Mit dem ‚Bundes-Schülerfilm-Preis’ des BMBF(Bundesministerium für Bildung und Forschung)soll eine Auszeichnung von Schülerfilmen erfolgen, die originär im Rahmen von Schule und Unterricht entstanden sind.

Erstmalig wird der‚Bundes-Schülerfilm-Preis’im November 2011 beim Filmfestival up-and-coming in Hannover vergeben. Alle ausgewählten Filme werden hier gezeigt.

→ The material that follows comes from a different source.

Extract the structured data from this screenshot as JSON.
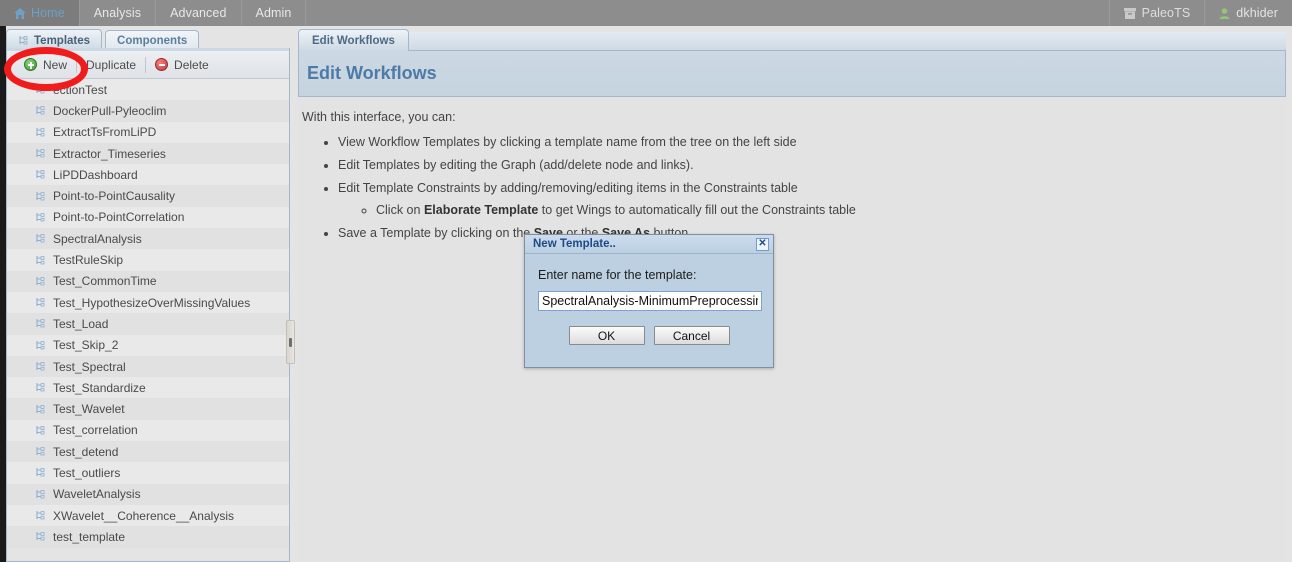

Schüler aller Klassen- und Kursstufen von Allgemeinbildenden Schulen in Deutschland können ihre Filme einreichen. Die Filme können als Arbeit einer kleineren Schülergruppe, Schülereinzelarbeit oder als Arbeit einer ganzen Lerngruppe entstanden sein und müssen nach dem 01. Januar 2010 fertig gestellt worden sein. Die Filme müssen mit allen Personen- und Technikinformationen online angemeldet werden.

Einsende- / Anmeldeschluss ist der 31. August 2011.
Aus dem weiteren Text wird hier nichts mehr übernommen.